Even Grover's, where 12-year-old Tad -- enjoying a performance of Aladdin! Or His Wonderful Lamp while his parents are four blocks away at Ford's -- learns of his father's assassination, still is in operation as the National Theater. We took our daughter there in April to see The Fresh Beat Band.
And there are trails of curiosity that can take you:
To the transcript of the actual debate over the abolitionist Thirteenth Amendment in the House of Representatives in January 1865, to wit:
On MR. ENGLISH and MR. GANSON voting "ay," there was considerable applause by members on the Republican side of the house.

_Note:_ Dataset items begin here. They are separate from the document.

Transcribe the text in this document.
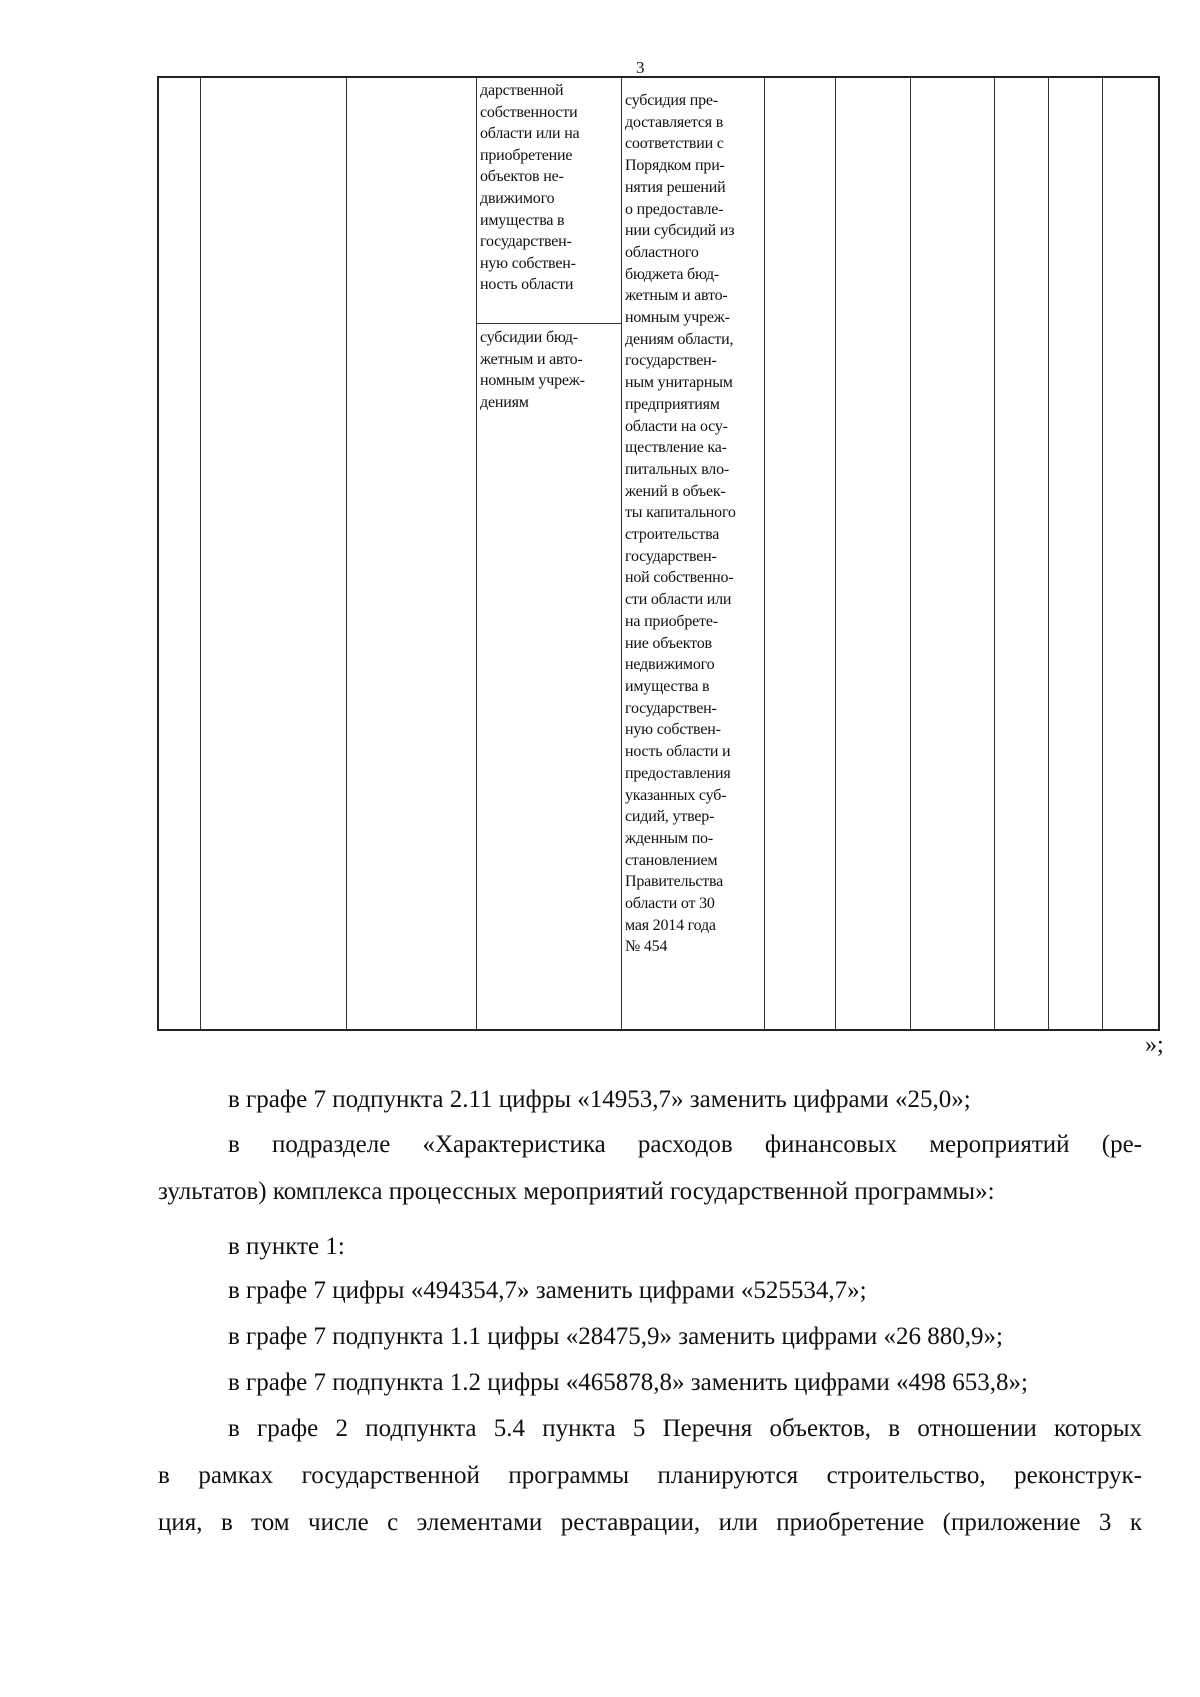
3
дарственной
собственности
области или на
приобретение
объектов не-
движимого
имущества в
государствен-
ную собствен-
ность области
субсидии бюд-
жетным и авто-
номным учреж-
дениям
субсидия пре-
доставляется в
соответствии с
Порядком при-
нятия решений
о предоставле-
нии субсидий из
областного
бюджета бюд-
жетным и авто-
номным учреж-
дениям области,
государствен-
ным унитарным
предприятиям
области на осу-
ществление ка-
питальных вло-
жений в объек-
ты капитального
строительства
государствен-
ной собственно-
сти области или
на приобрете-
ние объектов
недвижимого
имущества в
государствен-
ную собствен-
ность области и
предоставления
указанных суб-
сидий, утвер-
жденным по-
становлением
Правительства
области от 30
мая 2014 года
№ 454
»;
в графе 7 подпункта 2.11 цифры «14953,7» заменить цифрами «25,0»;
в подразделе «Характеристика расходов финансовых мероприятий (ре-
зультатов) комплекса процессных мероприятий государственной программы»:
в пункте 1:
в графе 7 цифры «494354,7» заменить цифрами «525534,7»;
в графе 7 подпункта 1.1 цифры «28475,9» заменить цифрами «26 880,9»;
в графе 7 подпункта 1.2 цифры «465878,8» заменить цифрами «498 653,8»;
в графе 2 подпункта 5.4 пункта 5 Перечня объектов, в отношении которых
в рамках государственной программы планируются строительство, реконструк-
ция, в том числе с элементами реставрации, или приобретение (приложение 3 к
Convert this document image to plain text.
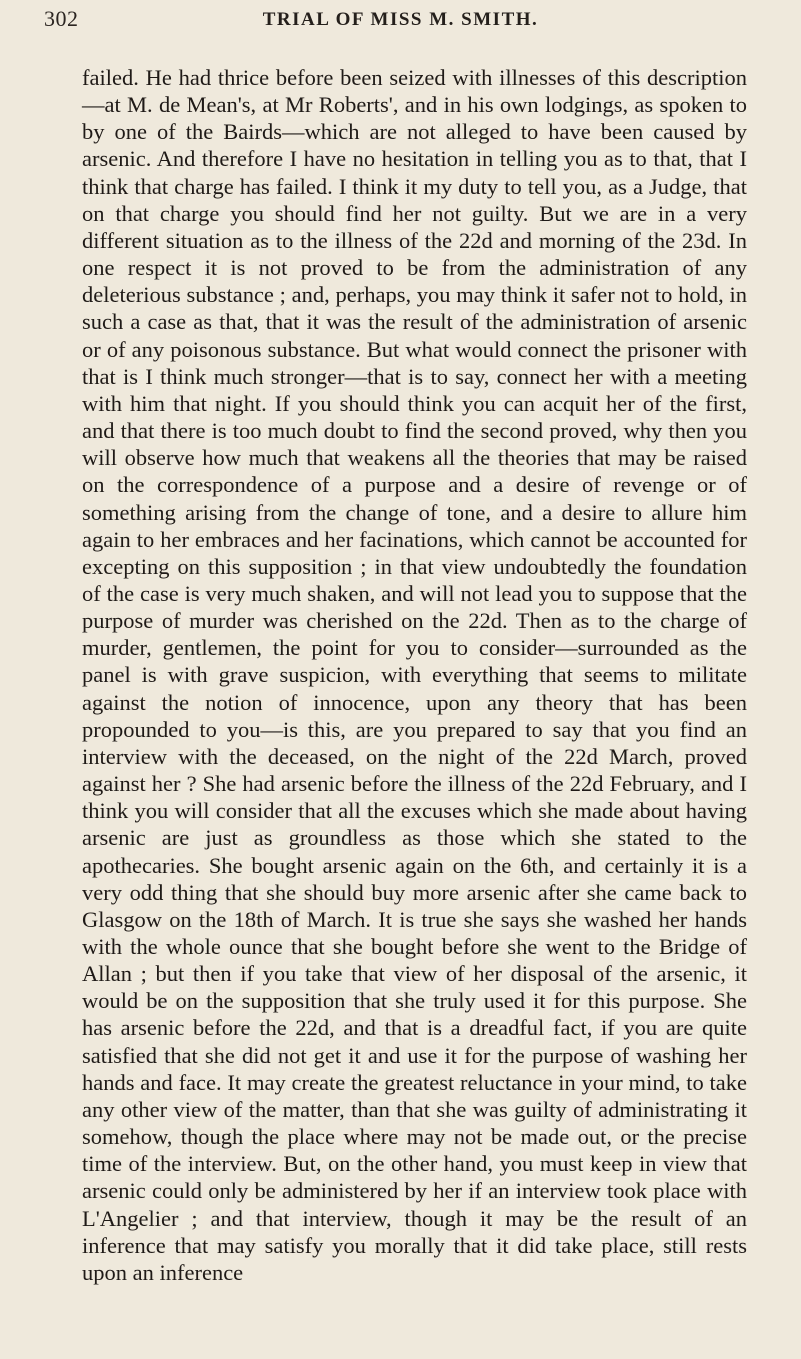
302	TRIAL OF MISS M. SMITH.

failed. He had thrice before been seized with illnesses of this description—at M. de Mean's, at Mr Roberts', and in his own lodgings, as spoken to by one of the Bairds—which are not alleged to have been caused by arsenic. And therefore I have no hesitation in telling you as to that, that I think that charge has failed. I think it my duty to tell you, as a Judge, that on that charge you should find her not guilty. But we are in a very different situation as to the illness of the 22d and morning of the 23d. In one respect it is not proved to be from the administration of any deleterious substance ; and, perhaps, you may think it safer not to hold, in such a case as that, that it was the result of the administration of arsenic or of any poisonous substance. But what would connect the prisoner with that is I think much stronger—that is to say, connect her with a meeting with him that night. If you should think you can acquit her of the first, and that there is too much doubt to find the second proved, why then you will observe how much that weakens all the theories that may be raised on the correspondence of a purpose and a desire of revenge or of something arising from the change of tone, and a desire to allure him again to her embraces and her facinations, which cannot be accounted for excepting on this supposition ; in that view undoubtedly the foundation of the case is very much shaken, and will not lead you to suppose that the purpose of murder was cherished on the 22d. Then as to the charge of murder, gentlemen, the point for you to consider—surrounded as the panel is with grave suspicion, with everything that seems to militate against the notion of innocence, upon any theory that has been propounded to you—is this, are you prepared to say that you find an interview with the deceased, on the night of the 22d March, proved against her ? She had arsenic before the illness of the 22d February, and I think you will consider that all the excuses which she made about having arsenic are just as groundless as those which she stated to the apothecaries. She bought arsenic again on the 6th, and certainly it is a very odd thing that she should buy more arsenic after she came back to Glasgow on the 18th of March. It is true she says she washed her hands with the whole ounce that she bought before she went to the Bridge of Allan ; but then if you take that view of her disposal of the arsenic, it would be on the supposition that she truly used it for this purpose. She has arsenic before the 22d, and that is a dreadful fact, if you are quite satisfied that she did not get it and use it for the purpose of washing her hands and face. It may create the greatest reluctance in your mind, to take any other view of the matter, than that she was guilty of administrating it somehow, though the place where may not be made out, or the precise time of the interview. But, on the other hand, you must keep in view that arsenic could only be administered by her if an interview took place with L'Angelier ; and that interview, though it may be the result of an inference that may satisfy you morally that it did take place, still rests upon an inference
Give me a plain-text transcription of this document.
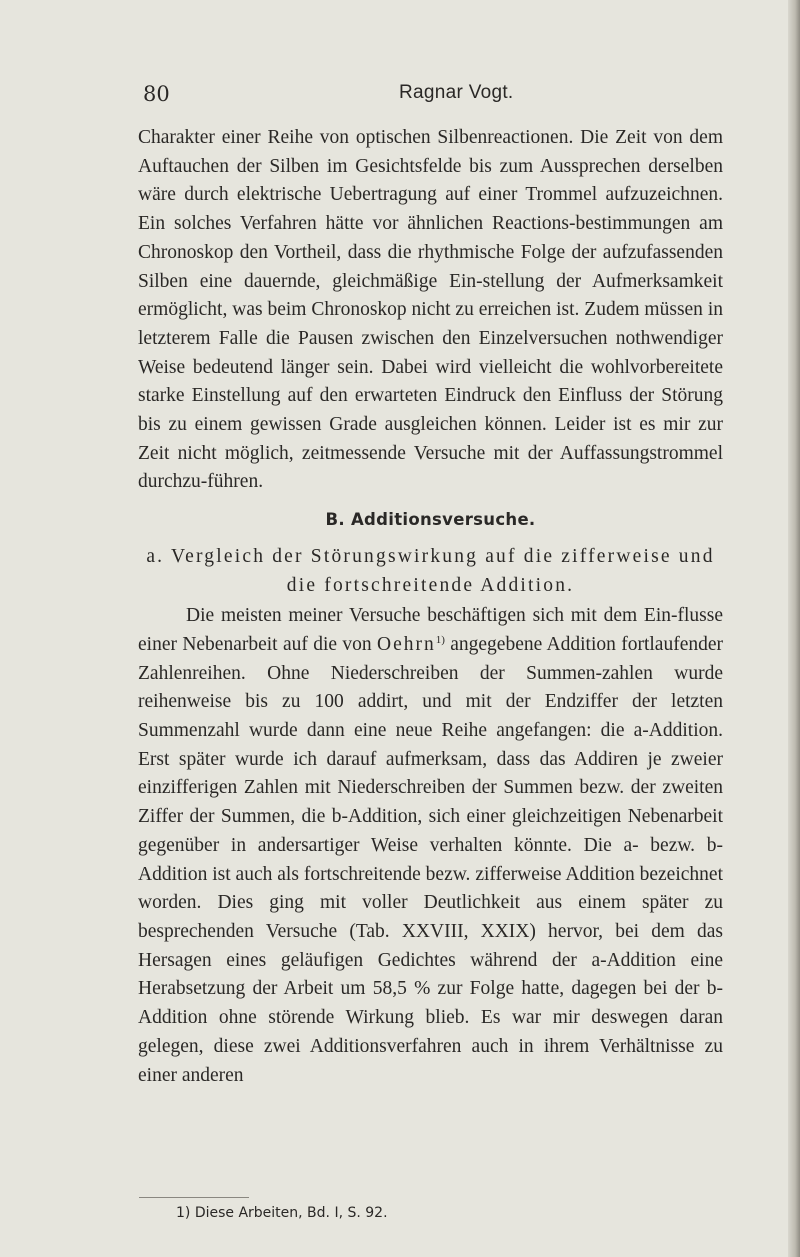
80	Ragnar Vogt.

Charakter einer Reihe von optischen Silbenreactionen. Die Zeit von dem Auftauchen der Silben im Gesichtsfelde bis zum Aussprechen derselben wäre durch elektrische Uebertragung auf einer Trommel aufzuzeichnen. Ein solches Verfahren hätte vor ähnlichen Reactions-bestimmungen am Chronoskop den Vortheil, dass die rhythmische Folge der aufzufassenden Silben eine dauernde, gleichmäßige Ein-stellung der Aufmerksamkeit ermöglicht, was beim Chronoskop nicht zu erreichen ist. Zudem müssen in letzterem Falle die Pausen zwischen den Einzelversuchen nothwendiger Weise bedeutend länger sein. Dabei wird vielleicht die wohlvorbereitete starke Einstellung auf den erwarteten Eindruck den Einfluss der Störung bis zu einem gewissen Grade ausgleichen können. Leider ist es mir zur Zeit nicht möglich, zeitmessende Versuche mit der Auffassungstrommel durchzu-führen.

B. Additionsversuche.
a. Vergleich der Störungswirkung auf die zifferweise und
die fortschreitende Addition.

Die meisten meiner Versuche beschäftigen sich mit dem Ein-flusse einer Nebenarbeit auf die von Oehrn$^{1)}$ angegebene Addition fortlaufender Zahlenreihen. Ohne Niederschreiben der Summen-zahlen wurde reihenweise bis zu 100 addirt, und mit der Endziffer der letzten Summenzahl wurde dann eine neue Reihe angefangen: die a-Addition. Erst später wurde ich darauf aufmerksam, dass das Addiren je zweier einzifferigen Zahlen mit Niederschreiben der Summen bezw. der zweiten Ziffer der Summen, die b-Addition, sich einer gleichzeitigen Nebenarbeit gegenüber in andersartiger Weise verhalten könnte. Die a- bezw. b-Addition ist auch als fortschreitende bezw. zifferweise Addition bezeichnet worden. Dies ging mit voller Deutlichkeit aus einem später zu besprechenden Versuche (Tab. XXVIII, XXIX) hervor, bei dem das Hersagen eines geläufigen Gedichtes während der a-Addition eine Herabsetzung der Arbeit um 58,5 % zur Folge hatte, dagegen bei der b-Addition ohne störende Wirkung blieb. Es war mir deswegen daran gelegen, diese zwei Additionsverfahren auch in ihrem Verhältnisse zu einer anderen

1) Diese Arbeiten, Bd. I, S. 92.
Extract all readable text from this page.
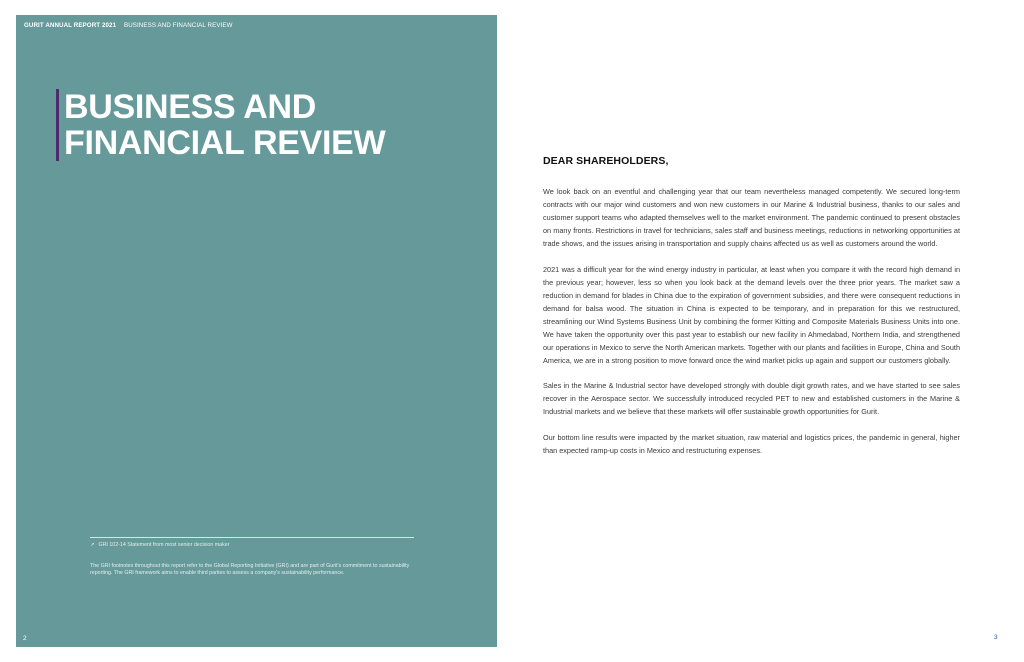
GURIT ANNUAL REPORT 2021 BUSINESS AND FINANCIAL REVIEW
BUSINESS AND
FINANCIAL REVIEW
↗ GRI 102-14 Statement from most senior decision maker
The GRI footnotes throughout this report refer to the Global Reporting Initiative (GRI) and are part of Gurit's commitment to sustainability reporting. The GRI framework aims to enable third parties to assess a company's sustainability performance.
2
DEAR SHAREHOLDERS,

We look back on an eventful and challenging year that our team nevertheless managed competently. We secured long-term contracts with our major wind customers and won new customers in our Marine & Industrial business, thanks to our sales and customer support teams who adapted themselves well to the market environment. The pandemic continued to present obstacles on many fronts. Restrictions in travel for technicians, sales staff and business meetings, reductions in networking opportunities at trade shows, and the issues arising in transportation and supply chains affected us as well as customers around the world.

2021 was a difficult year for the wind energy industry in particular, at least when you compare it with the record high demand in the previous year; however, less so when you look back at the demand levels over the three prior years. The market saw a reduction in demand for blades in China due to the expiration of government subsidies, and there were consequent reductions in demand for balsa wood. The situation in China is expected to be temporary, and in preparation for this we restructured, streamlining our Wind Systems Business Unit by combining the former Kitting and Composite Materials Business Units into one. We have taken the opportunity over this past year to establish our new facility in Ahmedabad, Northern India, and strengthened our operations in Mexico to serve the North American markets. Together with our plants and facilities in Europe, China and South America, we are in a strong position to move forward once the wind market picks up again and support our customers globally.

Sales in the Marine & Industrial sector have developed strongly with double digit growth rates, and we have started to see sales recover in the Aerospace sector. We successfully introduced recycled PET to new and established customers in the Marine & Industrial markets and we believe that these markets will offer sustainable growth opportunities for Gurit.

Our bottom line results were impacted by the market situation, raw material and logistics prices, the pandemic in general, higher than expected ramp-up costs in Mexico and restructuring expenses.

3
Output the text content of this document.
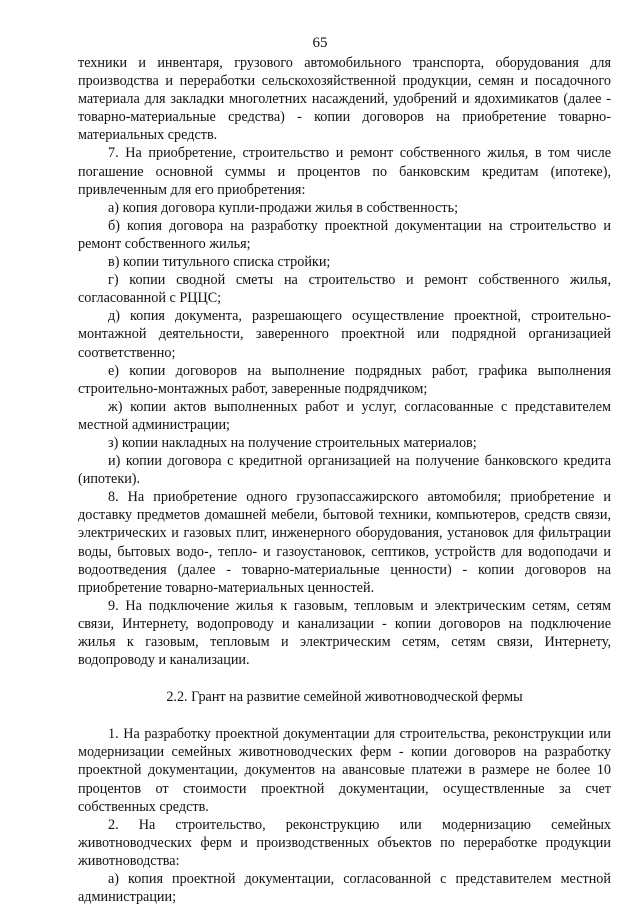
65

техники и инвентаря, грузового автомобильного транспорта, оборудования для производства и переработки сельскохозяйственной продукции, семян и посадочного материала для закладки многолетних насаждений, удобрений и ядохимикатов (далее - товарно-материальные средства) - копии договоров на приобретение товарно-материальных средств.

7. На приобретение, строительство и ремонт собственного жилья, в том числе погашение основной суммы и процентов по банковским кредитам (ипотеке), привлеченным для его приобретения:

а) копия договора купли-продажи жилья в собственность;

б) копия договора на разработку проектной документации на строительство и ремонт собственного жилья;

в) копии титульного списка стройки;

г) копии сводной сметы на строительство и ремонт собственного жилья, согласованной с РЦЦС;

д) копия документа, разрешающего осуществление проектной, строительно-монтажной деятельности, заверенного проектной или подрядной организацией соответственно;

е) копии договоров на выполнение подрядных работ, графика выполнения строительно-монтажных работ, заверенные подрядчиком;

ж) копии актов выполненных работ и услуг, согласованные с представителем местной администрации;

з) копии накладных на получение строительных материалов;

и) копии договора с кредитной организацией на получение банковского кредита (ипотеки).

8. На приобретение одного грузопассажирского автомобиля; приобретение и доставку предметов домашней мебели, бытовой техники, компьютеров, средств связи, электрических и газовых плит, инженерного оборудования, установок для фильтрации воды, бытовых водо-, тепло- и газоустановок, септиков, устройств для водоподачи и водоотведения (далее - товарно-материальные ценности) - копии договоров на приобретение товарно-материальных ценностей.

9. На подключение жилья к газовым, тепловым и электрическим сетям, сетям связи, Интернету, водопроводу и канализации - копии договоров на подключение жилья к газовым, тепловым и электрическим сетям, сетям связи, Интернету, водопроводу и канализации.

2.2. Грант на развитие семейной животноводческой фермы

1. На разработку проектной документации для строительства, реконструкции или модернизации семейных животноводческих ферм - копии договоров на разработку проектной документации, документов на авансовые платежи в размере не более 10 процентов от стоимости проектной документации, осуществленные за счет собственных средств.

2. На строительство, реконструкцию или модернизацию семейных животноводческих ферм и производственных объектов по переработке продукции животноводства:

а) копия проектной документации, согласованной с представителем местной администрации;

THE SPEAKER called repeatedly to order, and asked that members should set a better example to spectators in the gallery.
MR. KALBFLEISCH and other Democratic members remarked that the applause came, not from the spectators in the gallery, but from members on the floor.
To the real Rep. Thaddeus Stevens (portrayed in the film by Tommy Lee Jones) -- who did indeed live with, and possibly slept with, a woman of colour named Lydia Hamilton Smith, and who later would be entombed in the only integrated cemetery in Lancaster, Penn., under an epitaph of his own composition that espoused "in my death the principles which I advocated through a long life; equality of man before his Creator."
To the report by a White House constable named Col. William H. Crook that, the night before he was murdered, Lincoln experienced his recurring dream -- the same dream in which we meet Daniel Day-Lewis -- of sailing alone on a mighty ship toward a distant, illuminated shore. "To me," wrote Crook, "it all means that he had, with his waking on that day, a strong prescience of coming change... As the day wore on the feeling darkened into an impression of coming evil."
No one needs two hours in a movie theatre to know what Abraham Lincoln stood for; sitting next to a fellow human of a different race recapitulates his mission. That the constitutional elimination of slavery required dirty tricks and bribery from the White House on down is amusing now. Meanwhile, a top-hatted father lost two little sons and his wife's sanity, while a savagely divided country wasted 600,000 boys.
"What did you think?" I ask my neighbours as Christ/Lincoln disappears and the credits begin to roll.
"If it wasn't for the civil war, we'd STILL have slavery," says the black man next to me.
Allen Abel is a Brooklyn-born Canadian journalist based in Washington, D.C.